İşçilik Alacakları - Delil Listesi - Tanık Delili
Yargıtay 7. Hukuk Dairesi
Esas No : 2015/7092
Karar No : 2016/17823
Karar Tarihi : 2016-10-27





Taraflar arasında görülen dava sonucunda verilen hükmün, Yargıtay'ca incelenmesi davalı vekili tarafından istenilmekle, temyiz isteğinin süresinde olduğu anlaşıldı. Dosya incelendi, gereği görüşüldü:

Davacı vekili, müvekkilinin davalı işverene ait işyerinde 18.08.2010-10.12.2013 tarihleri arasında üretim müdürü olarak çalıştığını, iş sözleşmesinin emeklilik sebebiyle müvekkili tarafından feshedildiğini belirterek yıllık izin ve fazla çalışma ücreti alacakları ile ikramiye alacağının davalıdan tahsiline karar verilmesini istemiştir.

Davalı vekili, davacının taleplerinin yerinde olmadığını beyanla davanın reddini savunmuştur.

Mahkemece, davanın kısmen kabulüne karar verilmiştir.

Anayasamızın hak arama hürriyeti başlıklı 36. maddesinde "Herkes, meşru vasıta ve yollardan faydalanmak suretiyle yargı mercileri önünde davacı veya davalı olarak iddia ve savunma ile adil yargılanma hakkına sahiptir." düzenlemesi ile savunma hakkı açıkça hüküm altına alınmıştır. AİHS 6. maddesi ile de savunma hakkı düzenlenmiştir.
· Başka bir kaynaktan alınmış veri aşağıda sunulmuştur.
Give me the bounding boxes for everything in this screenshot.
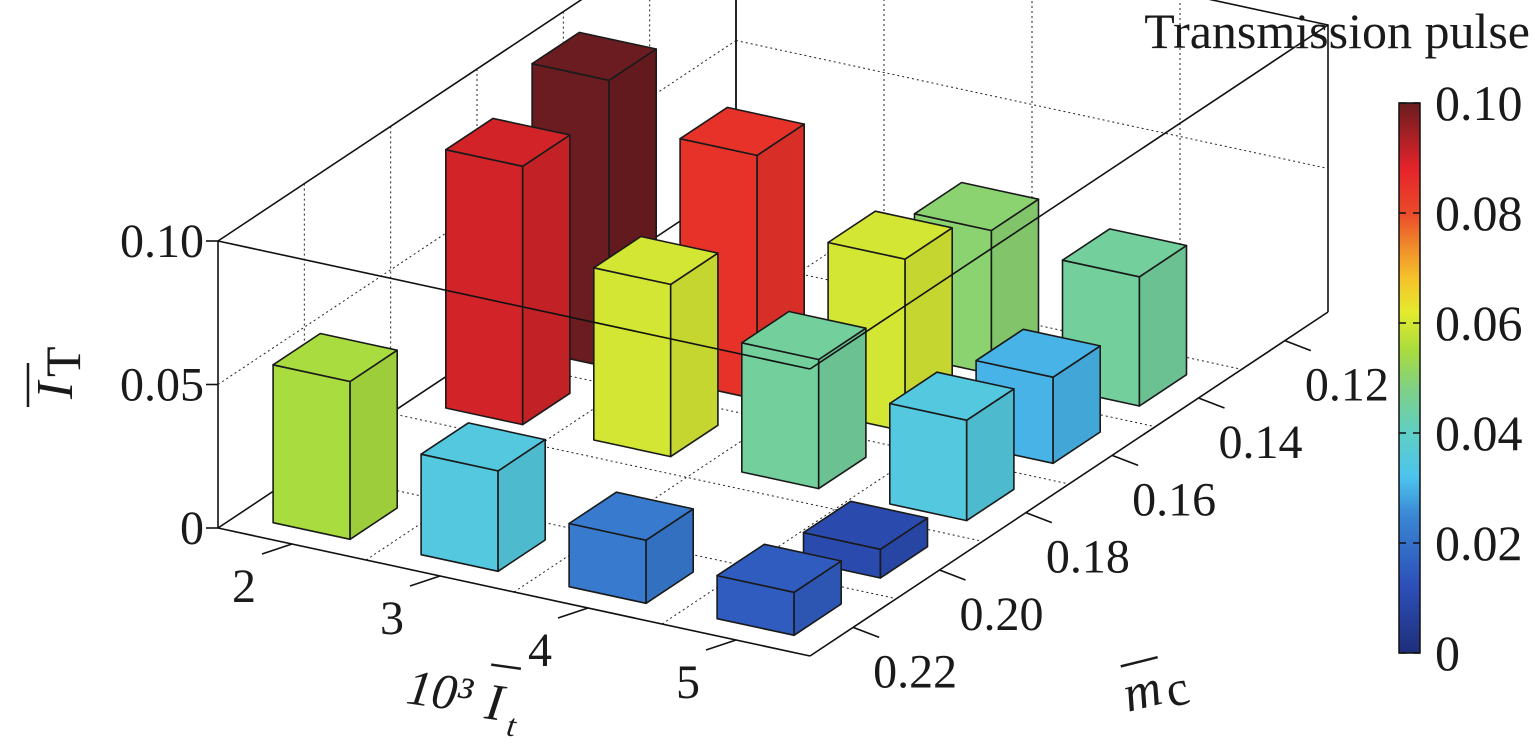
mc-tick-mark [1198,397,1225,409]
bar-it4-mc0.22 [568,491,695,605]
bar-face-side [521,134,571,426]
bar-face-front [888,402,968,522]
bar-it5-mc0.18 [888,371,1015,522]
tick-labels: 0 0.05 0.10 2 3 4 5 0.220.200.180.160.140.12 [120,215,1389,709]
bar-face-front [444,148,524,426]
bar-it3-mc0.22 [420,422,547,573]
floor-grid-line [304,470,897,600]
y-axis-label-prefix: 10³ [403,658,476,723]
z-tick-label: 0.10 [120,215,204,268]
mc-tick-label: 0.16 [1132,473,1216,526]
bar-face-top [975,328,1101,379]
z-axis-label: I T [26,346,91,407]
bar-face-top [679,106,806,157]
it-tick-label: 4 [528,624,552,677]
it-tick-label: 5 [676,656,700,709]
colorbar-ticks: 0 0.02 0.04 0.06 0.08 0.10 [1399,75,1523,681]
z-tick-label: 0 [180,502,204,555]
bar-face-side [349,349,399,541]
colorbar [1398,102,1421,654]
colorbar-tick-label: 0.08 [1435,185,1523,241]
bar-face-top [888,371,1015,422]
mc-tick-label: 0.18 [1046,531,1130,584]
bar-it4-mc0.18 [740,310,867,490]
colorbar-tick-label: 0.06 [1435,295,1523,351]
bar-face-top [568,491,695,542]
mc-tick-mark [1111,454,1139,467]
it-tick-mark [705,639,737,651]
bar-face-top [802,500,929,551]
colorbar-tick-label: 0.04 [1435,405,1523,461]
mc-tick-label: 0.12 [1305,359,1389,412]
bar-face-front [420,453,499,573]
bar-face-top [592,235,719,286]
bar-face-top [1061,228,1188,278]
z-axis-label-symbol: I [27,379,84,400]
colorbar-tick-label: 0.10 [1435,75,1523,131]
bar-face-top [531,31,658,82]
mc-tick-label: 0.14 [1219,416,1303,469]
floor-grid-line [476,355,1070,485]
x-axis-label-overbar [1120,655,1158,668]
mc-tick-label: 0.20 [960,588,1044,641]
bar-face-front [592,266,672,458]
it-tick-mark [409,575,441,587]
x-axis-label: m c [1117,655,1194,724]
bar-face-front [740,341,820,490]
bar-it2-mc0.22 [272,332,399,541]
mc-tick-label: 0.22 [873,645,957,698]
bars-group [272,31,1188,637]
mc-tick-mark [1025,511,1053,524]
bar-face-top [740,310,867,361]
bar-face-top [272,332,399,383]
bar-face-top [913,181,1040,232]
y-axis-label: 10³ I t [403,658,522,744]
mc-tick-mark [1284,339,1312,352]
bar-face-top [716,543,843,594]
y-axis-label-subscript: t [505,707,520,744]
axes-box-front [217,24,1329,370]
z-tick-label: 0.05 [120,359,204,412]
bar-face-front [272,363,351,541]
bar-face-top [420,422,547,472]
mc-tick-mark [852,626,880,639]
back-wall-grid-line [735,40,1329,169]
bar-it5-mc0.22 [716,543,843,637]
top-edge-right [809,24,1329,370]
bar-it5-mc0.20 [802,500,929,579]
colorbar-tick-label: 0 [1435,625,1460,681]
colorbar-title: Transmission pulse [1144,3,1530,59]
z-axis-label-subscript: T [35,346,91,377]
it-tick-label: 3 [380,592,404,645]
bar-face-top [444,117,571,168]
y-axis-label-overbar [491,663,522,671]
it-tick-mark [557,607,589,619]
mc-tick-mark [939,569,966,581]
bar-face-side [669,252,719,458]
bar-it2-mc0.18 [444,117,571,426]
it-tick-mark [261,543,293,555]
it-tick-label: 2 [232,560,256,613]
bar-face-top [827,210,954,260]
bar-it3-mc0.18 [592,235,719,458]
y-axis-label-symbol: I [481,673,510,732]
top-edge-front [217,240,811,370]
colorbar-tick-label: 0.02 [1435,515,1523,571]
bar-it5-mc0.14 [1061,228,1188,407]
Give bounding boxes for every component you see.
İddia ve savunma hakkı, 6100 sayılı HMK'nın hukuki dinlenilme hakkı başlıklı 27. maddesi ile usûl hukukumuza yansıtılmıştır.

Anılan maddenin birinci fıkrasında davanın taraflarının kendi hakları ile bağlantılı olarak hukuki dinlenilme hakkına sahip oldukları belirtildikten sonra maddenin ikinci fıkrasında bu hakkın "açıklama ve ispat hakkını da" içerdiği vurgulanmıştır. Davanın taraflarının, usûl hukuku hükümlerine aykırı olarak ispat hakkını kullanmalarının kısıtlanması, iddia ve savunma hakkının kısıtlanması sonucunu doğurur.

Somut olayda, hukuki dinlenilme hakkının kısıtlanmaması bakımından davalı tarafça cevap dilekçesi ile birlikte süresinde delil listesinin sunulmuş olması ve bu delil listesinde tanık deliline de dayanılarak tanıkların isim ve adreslerinin daha sonra bildirileceğinin belirtilmesi karşısında mahkemece davalı tarafa tanık isim ve adreslerini bildirmesi amacıyla kesin süre verilmesi gerekirken, bu usûl hükümlerine uyulmaması hukuki dinlenilme hakkının ihlali olup bozma nedenidir.

O halde davalı vekilinin bu yöne ilişkin temyiz itirazları kabul edilmeli ve karar bozulmalıdır.

SONUÇ: Temyiz olunan kararın yukarıda yazılı nedenle BOZULMASINA, bozma nedenine göre davalının diğer temyiz itirazlarının incelenmesine şimdilik yer olmadığına, peşin alınan temyiz harcının istek halinde davalıya iadesine, 27.10.2016 tarihinde oybirliğiyle karar verildi.